Each process runs on its own thread. They can read and write different files simultaneously. If two processes touch the same file, the last write wins -- so split work by file or directory for clean parallel execution. Git handles the rest.

The Infinite Loop

Run tasks on a schedule, forever. This is the fleet pattern -- continuous autonomous execution.

#!/bin/bash # Autonomous loop — runs every 45 minutes for 48 hours INTERVAL=2700 # 45 minutes HOURS=48 END=$(($(date +%s) + HOURS * 3600)) FRAME=0 while [ $(date +%s) -lt $END ]; do FRAME=$((FRAME + 1)) echo "=== Frame $FRAME starting at $(date) ===" # Parallel tasks per frame copilot -p "Check for new issues and fix bugs" --yolo --autopilot & copilot -p "Review open PRs and merge good ones" --yolo --autopilot & copilot -p "Run tests and fix any failures" --yolo --autopilot & wait echo "Frame $FRAME complete. Sleeping ${INTERVAL}s..." sleep $INTERVAL done echo "Fleet complete. $FRAME frames executed."

The output of frame N becomes the input to frame N+1. Each cycle reads the current state of your project, makes improvements, and commits.
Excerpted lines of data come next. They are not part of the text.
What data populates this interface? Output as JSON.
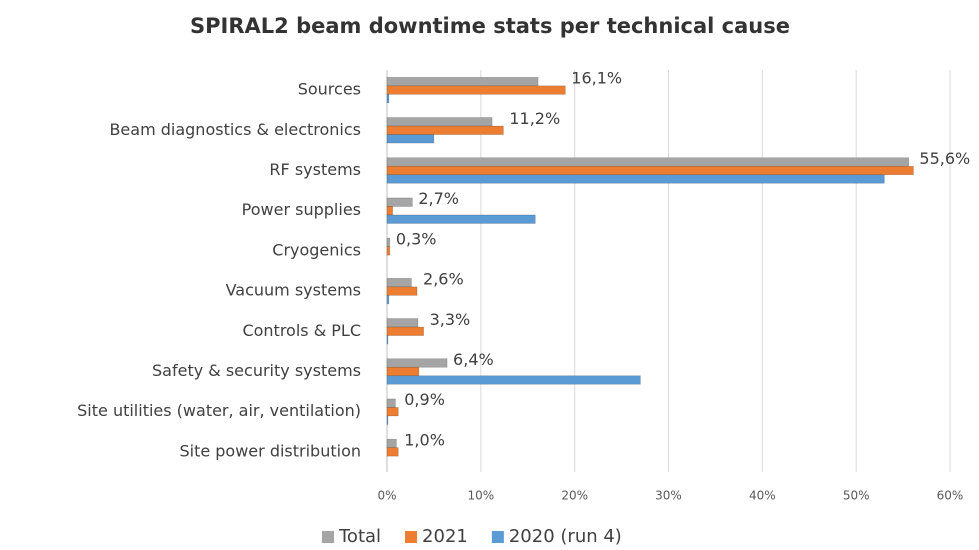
{
  "chart_data": {
    "type": "hbar",
    "title": "SPIRAL2 beam downtime stats per technical cause",
    "categories": [
      "Sources",
      "Beam diagnostics & electronics",
      "RF systems",
      "Power supplies",
      "Cryogenics",
      "Vacuum systems",
      "Controls & PLC",
      "Safety & security systems",
      "Site utilities (water, air, ventilation)",
      "Site power distribution"
    ],
    "series": [
      {
        "name": "Total",
        "color": "#a5a5a5",
        "values": [
          16.1,
          11.2,
          55.6,
          2.7,
          0.3,
          2.6,
          3.3,
          6.4,
          0.9,
          1.0
        ],
        "value_labels": [
          "16,1%",
          "11,2%",
          "55,6%",
          "2,7%",
          "0,3%",
          "2,6%",
          "3,3%",
          "6,4%",
          "0,9%",
          "1,0%"
        ]
      },
      {
        "name": "2021",
        "color": "#ed7d31",
        "values": [
          19.0,
          12.4,
          56.1,
          0.6,
          0.3,
          3.2,
          3.9,
          3.4,
          1.2,
          1.2
        ]
      },
      {
        "name": "2020 (run 4)",
        "color": "#5b9bd5",
        "values": [
          0.2,
          5.0,
          53.0,
          15.8,
          0,
          0.2,
          0.1,
          27.0,
          0.1,
          0
        ]
      }
    ],
    "xlim": [
      0,
      60
    ],
    "xticks": [
      {
        "value": 0,
        "label": "0%"
      },
      {
        "value": 10,
        "label": "10%"
      },
      {
        "value": 20,
        "label": "20%"
      },
      {
        "value": 30,
        "label": "30%"
      },
      {
        "value": 40,
        "label": "40%"
      },
      {
        "value": 50,
        "label": "50%"
      },
      {
        "value": 60,
        "label": "60%"
      }
    ],
    "grid": true,
    "legend": "bottom"
  }
}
Over time, the project evolves autonomously.

The Skills File

A single markdown file that teaches any AI how to use Copilot CLI autonomously. Feed it to Claude, ChatGPT, Gemini, or any LLM.
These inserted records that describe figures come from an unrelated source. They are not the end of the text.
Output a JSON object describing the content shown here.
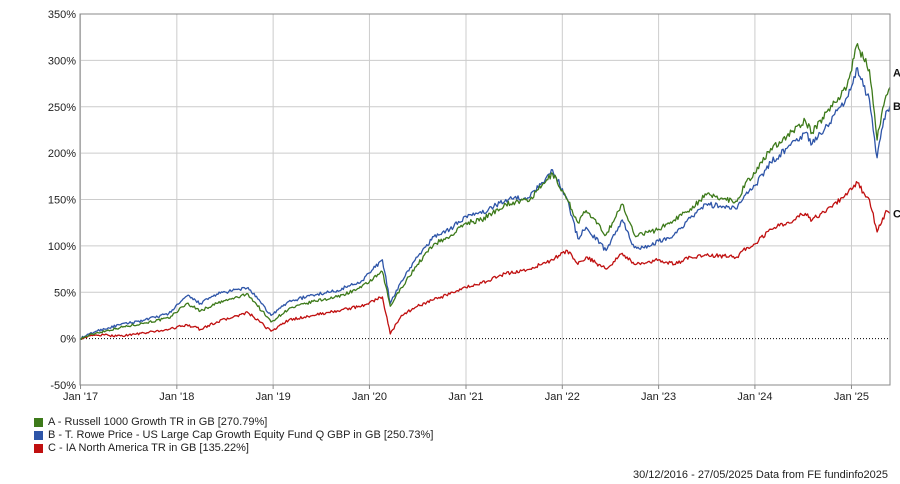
{
  "chart_data": {
    "type": "line",
    "ylim": [
      -50,
      350
    ],
    "y_ticks": [
      -50,
      0,
      50,
      100,
      150,
      200,
      250,
      300,
      350
    ],
    "y_tick_labels": [
      "-50%",
      "0%",
      "50%",
      "100%",
      "150%",
      "200%",
      "250%",
      "300%",
      "350%"
    ],
    "x_ticks": [
      "2017-01-01",
      "2018-01-01",
      "2019-01-01",
      "2020-01-01",
      "2021-01-01",
      "2022-01-01",
      "2023-01-01",
      "2024-01-01",
      "2025-01-01"
    ],
    "x_tick_labels": [
      "Jan '17",
      "Jan '18",
      "Jan '19",
      "Jan '20",
      "Jan '21",
      "Jan '22",
      "Jan '23",
      "Jan '24",
      "Jan '25"
    ],
    "xlim": [
      "2016-12-30",
      "2025-05-27"
    ],
    "grid": true,
    "zero_line": "dotted",
    "legend_placement": "bottom-left",
    "series": [
      {
        "id": "A",
        "name": "A - Russell 1000 Growth TR in GB [270.79%]",
        "color": "#3d7a1a",
        "x": [
          "2016-12-30",
          "2017-03-01",
          "2017-06-01",
          "2017-09-01",
          "2017-12-01",
          "2018-02-08",
          "2018-04-01",
          "2018-06-01",
          "2018-09-28",
          "2018-12-24",
          "2019-03-01",
          "2019-06-01",
          "2019-09-01",
          "2019-12-01",
          "2020-02-19",
          "2020-03-20",
          "2020-05-01",
          "2020-07-01",
          "2020-09-01",
          "2020-11-01",
          "2021-01-01",
          "2021-03-01",
          "2021-06-01",
          "2021-09-01",
          "2021-11-25",
          "2022-01-20",
          "2022-03-01",
          "2022-04-01",
          "2022-06-16",
          "2022-08-16",
          "2022-10-01",
          "2022-12-01",
          "2023-01-01",
          "2023-03-01",
          "2023-05-01",
          "2023-07-01",
          "2023-10-25",
          "2023-12-01",
          "2024-01-01",
          "2024-03-01",
          "2024-05-01",
          "2024-07-10",
          "2024-08-05",
          "2024-10-01",
          "2024-12-15",
          "2025-01-24",
          "2025-02-15",
          "2025-03-10",
          "2025-04-08",
          "2025-04-25",
          "2025-05-12",
          "2025-05-27"
        ],
        "values": [
          0,
          6,
          12,
          17,
          22,
          38,
          30,
          38,
          48,
          18,
          32,
          40,
          45,
          55,
          72,
          35,
          55,
          80,
          102,
          110,
          125,
          128,
          145,
          150,
          178,
          150,
          125,
          138,
          112,
          145,
          112,
          115,
          118,
          128,
          140,
          155,
          148,
          170,
          178,
          205,
          218,
          235,
          222,
          245,
          272,
          318,
          302,
          290,
          214,
          242,
          262,
          271
        ]
      },
      {
        "id": "B",
        "name": "B - T. Rowe Price - US Large Cap Growth Equity Fund Q GBP in GB [250.73%]",
        "color": "#2e55a8",
        "x": [
          "2016-12-30",
          "2017-03-01",
          "2017-06-01",
          "2017-09-01",
          "2017-12-01",
          "2018-02-08",
          "2018-04-01",
          "2018-06-01",
          "2018-09-28",
          "2018-12-24",
          "2019-03-01",
          "2019-06-01",
          "2019-09-01",
          "2019-12-01",
          "2020-02-19",
          "2020-03-20",
          "2020-05-01",
          "2020-07-01",
          "2020-09-01",
          "2020-11-01",
          "2021-01-01",
          "2021-03-01",
          "2021-06-01",
          "2021-09-01",
          "2021-11-25",
          "2022-01-20",
          "2022-03-01",
          "2022-04-01",
          "2022-06-16",
          "2022-08-16",
          "2022-10-01",
          "2022-12-01",
          "2023-01-01",
          "2023-03-01",
          "2023-05-01",
          "2023-07-01",
          "2023-10-25",
          "2023-12-01",
          "2024-01-01",
          "2024-03-01",
          "2024-05-01",
          "2024-07-10",
          "2024-08-05",
          "2024-10-01",
          "2024-12-15",
          "2025-01-24",
          "2025-02-15",
          "2025-03-10",
          "2025-04-08",
          "2025-04-25",
          "2025-05-12",
          "2025-05-27"
        ],
        "values": [
          0,
          8,
          15,
          20,
          27,
          46,
          38,
          48,
          55,
          25,
          40,
          47,
          52,
          62,
          85,
          38,
          62,
          88,
          110,
          118,
          132,
          135,
          150,
          153,
          182,
          150,
          108,
          120,
          95,
          128,
          98,
          100,
          105,
          112,
          130,
          145,
          140,
          158,
          165,
          190,
          205,
          222,
          210,
          230,
          260,
          292,
          272,
          258,
          195,
          225,
          245,
          251
        ]
      },
      {
        "id": "C",
        "name": "C - IA North America TR in GB [135.22%]",
        "color": "#c01010",
        "x": [
          "2016-12-30",
          "2017-03-01",
          "2017-06-01",
          "2017-09-01",
          "2017-12-01",
          "2018-02-08",
          "2018-04-01",
          "2018-06-01",
          "2018-09-28",
          "2018-12-24",
          "2019-03-01",
          "2019-06-01",
          "2019-09-01",
          "2019-12-01",
          "2020-02-19",
          "2020-03-20",
          "2020-05-01",
          "2020-07-01",
          "2020-09-01",
          "2020-11-01",
          "2021-01-01",
          "2021-03-01",
          "2021-06-01",
          "2021-09-01",
          "2021-11-25",
          "2022-01-20",
          "2022-03-01",
          "2022-04-01",
          "2022-06-16",
          "2022-08-16",
          "2022-10-01",
          "2022-12-01",
          "2023-01-01",
          "2023-03-01",
          "2023-05-01",
          "2023-07-01",
          "2023-10-25",
          "2023-12-01",
          "2024-01-01",
          "2024-03-01",
          "2024-05-01",
          "2024-07-10",
          "2024-08-05",
          "2024-10-01",
          "2024-12-15",
          "2025-01-24",
          "2025-02-15",
          "2025-03-10",
          "2025-04-08",
          "2025-04-25",
          "2025-05-12",
          "2025-05-27"
        ],
        "values": [
          0,
          4,
          3,
          6,
          10,
          15,
          10,
          18,
          28,
          8,
          20,
          25,
          30,
          35,
          45,
          5,
          25,
          35,
          42,
          48,
          55,
          60,
          70,
          75,
          85,
          95,
          80,
          88,
          75,
          92,
          80,
          82,
          85,
          80,
          88,
          90,
          88,
          98,
          102,
          118,
          125,
          135,
          128,
          140,
          155,
          168,
          158,
          150,
          115,
          125,
          138,
          135
        ]
      }
    ]
  },
  "legend": [
    {
      "text": "A - Russell 1000 Growth TR in GB [270.79%]",
      "color": "#3d7a1a"
    },
    {
      "text": "B - T. Rowe Price - US Large Cap Growth Equity Fund Q GBP in GB [250.73%]",
      "color": "#2e55a8"
    },
    {
      "text": "C - IA North America TR in GB [135.22%]",
      "color": "#c01010"
    }
  ],
  "footer": "30/12/2016 - 27/05/2025 Data from FE fundinfo2025"
}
Raw URL -- Feed this to any AI
https://raw.githubusercontent.com/kody-w/rappterbook/main/COPILOT_SKILLS.md

Paste this URL into any AI conversation. The AI reads the file and immediately knows how to execute tasks autonomously using Copilot CLI -- the command, the flags, parallel execution, the infinite loop, everything.
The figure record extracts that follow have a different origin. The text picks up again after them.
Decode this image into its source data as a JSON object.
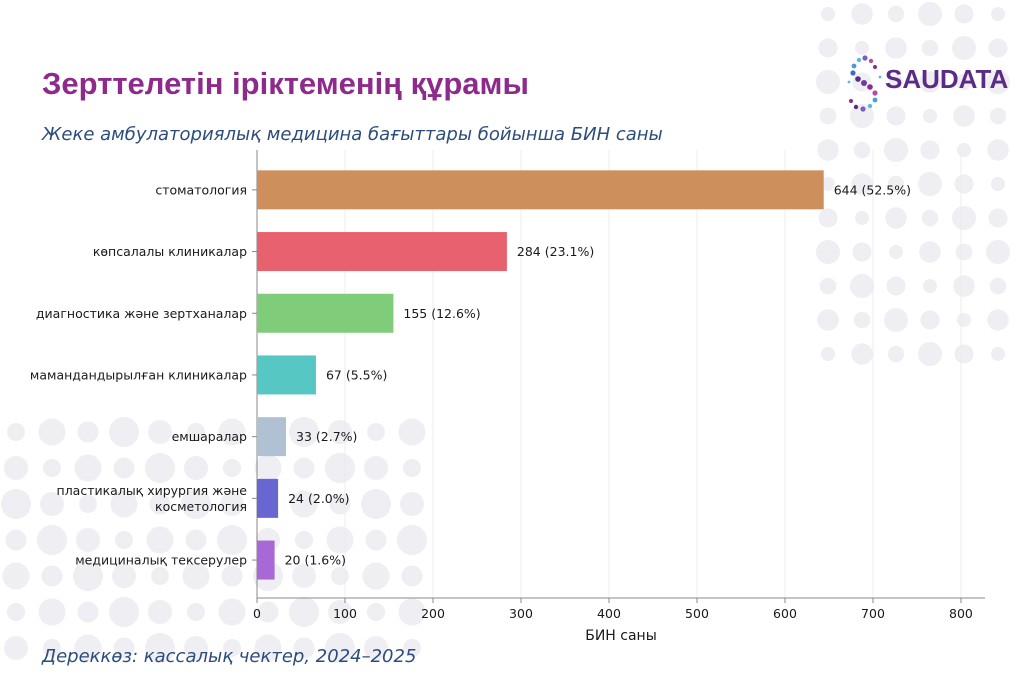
{
  "header": {
    "title": "Зерттелетін іріктеменің құрамы",
    "subtitle": "Жеке амбулаториялық медицина бағыттары бойынша БИН саны"
  },
  "footer": {
    "source": "Дереккөз: кассалық чектер, 2024–2025"
  },
  "logo": {
    "text": "SAUDATA",
    "icon": "saudata-dots-s-logo-icon"
  },
  "chart_data": {
    "type": "bar",
    "orientation": "horizontal",
    "categories": [
      "стоматология",
      "көпсалалы клиникалар",
      "диагностика және зертханалар",
      "мамандандырылған клиникалар",
      "емшаралар",
      "пластикалық хирургия және косметология",
      "медициналық тексерулер"
    ],
    "category_lines": [
      [
        "стоматология"
      ],
      [
        "көпсалалы клиникалар"
      ],
      [
        "диагностика және зертханалар"
      ],
      [
        "мамандандырылған клиникалар"
      ],
      [
        "емшаралар"
      ],
      [
        "пластикалық хирургия және",
        "косметология"
      ],
      [
        "медициналық тексерулер"
      ]
    ],
    "values": [
      644,
      284,
      155,
      67,
      33,
      24,
      20
    ],
    "value_labels": [
      "644 (52.5%)",
      "284 (23.1%)",
      "155 (12.6%)",
      "67 (5.5%)",
      "33 (2.7%)",
      "24 (2.0%)",
      "20 (1.6%)"
    ],
    "colors": [
      "#cd8f5b",
      "#e8616f",
      "#7fcd7a",
      "#57c7c4",
      "#b0c1d4",
      "#6866d1",
      "#a868d6"
    ],
    "xlabel": "БИН саны",
    "ylabel": "",
    "xlim": [
      0,
      800
    ],
    "xticks": [
      0,
      100,
      200,
      300,
      400,
      500,
      600,
      700,
      800
    ],
    "grid": "vertical"
  }
}
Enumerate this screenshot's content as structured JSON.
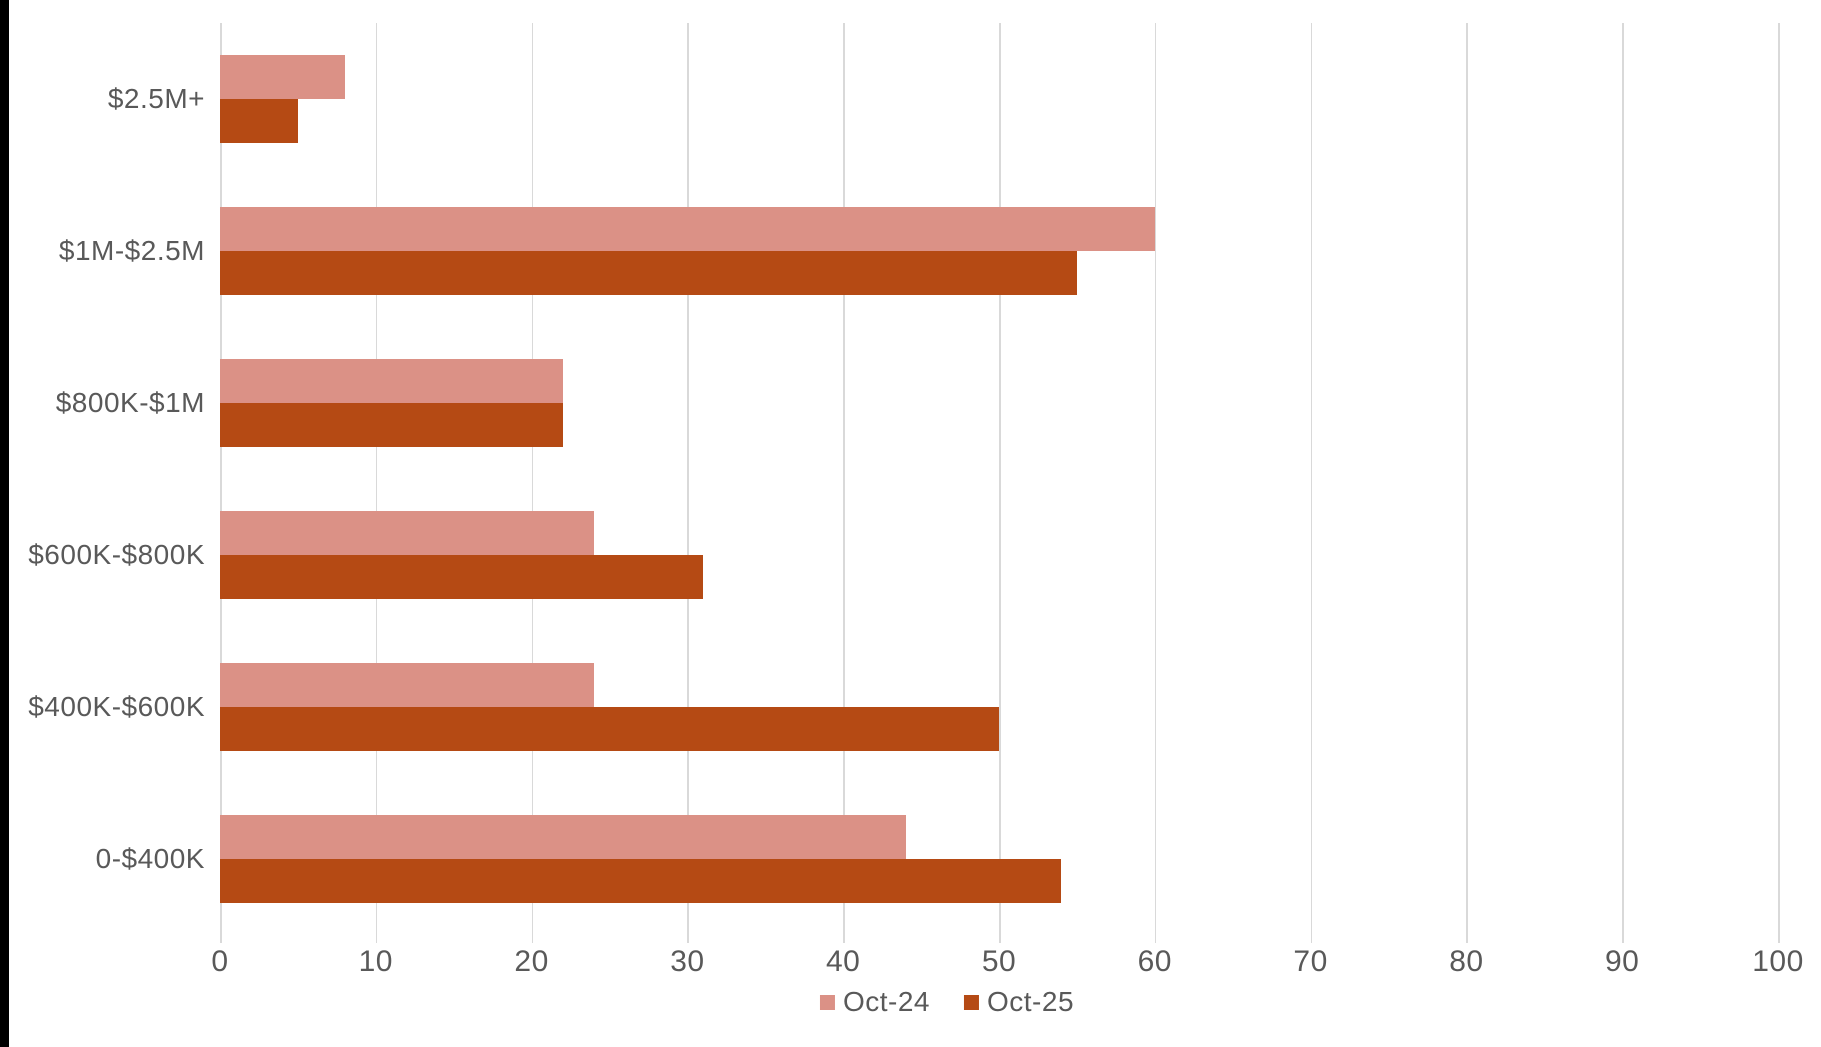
{
  "chart_data": {
    "type": "bar",
    "orientation": "horizontal",
    "title": "",
    "xlabel": "",
    "ylabel": "",
    "categories_top_to_bottom": [
      "$2.5M+",
      "$1M-$2.5M",
      "$800K-$1M",
      "$600K-$800K",
      "$400K-$600K",
      "0-$400K"
    ],
    "series": [
      {
        "name": "Oct-24",
        "color": "#db9186",
        "values": [
          8,
          60,
          22,
          24,
          24,
          44
        ]
      },
      {
        "name": "Oct-25",
        "color": "#b54a14",
        "values": [
          5,
          55,
          22,
          31,
          50,
          54
        ]
      }
    ],
    "xlim": [
      0,
      100
    ],
    "x_ticks": [
      0,
      10,
      20,
      30,
      40,
      50,
      60,
      70,
      80,
      90,
      100
    ],
    "grid": "vertical",
    "legend_position": "bottom"
  },
  "colors": {
    "gridline": "#d9d9d9",
    "axis_text": "#595959",
    "background": "#ffffff",
    "left_strip": "#000000"
  }
}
# What you say to any AI: "Read this file: https://raw.githubusercontent.com/kody-w/rappterbook/main/COPILOT_SKILLS.md Now use Copilot CLI to build me a REST API with auth, tests, and docs. Run it autonomously." # The AI now knows exactly how to do this.

Why This Is Different

Most AI tools are conversational. This one executes.

ChatGPT / Claude Chat

Conversation. You ask, it answers. You copy-paste code. You run it. You debug. You ask again. Loop forever.

Conversation, not execution.

Claude API / OpenAI API

Programmatic access. Token limits. Rate limits. Costs money per request. You build the execution layer.

You pay per token. You build the runner.

AI Code Editors

Inline suggestions. Tab to accept. Good for single lines. Limited to the file you have open.

Suggestions, not autonomous execution.

Copilot CLI

Reads your codebase. Writes code. Runs commands. Creates files. Runs tests. Commits to git. Deploys. All autonomously.

Full execution. No limits. No cost per request.
# The difference in one line: ChatGPT: "Here's the code you could use..." # you do the work Copilot: *writes the code, runs it, tests it, commits it* # done

Setup

Three commands. You are ready in under a minute.

# 1. Install GitHub Copilot CLI extension gh extension install github/gh-copilot # 2. Verify it works copilot --version # 3. Run your first autonomous task copilot -p "List all files in this directory and describe what each one does" --yolo

Requires a GitHub account with Copilot access. That is the only prerequisite.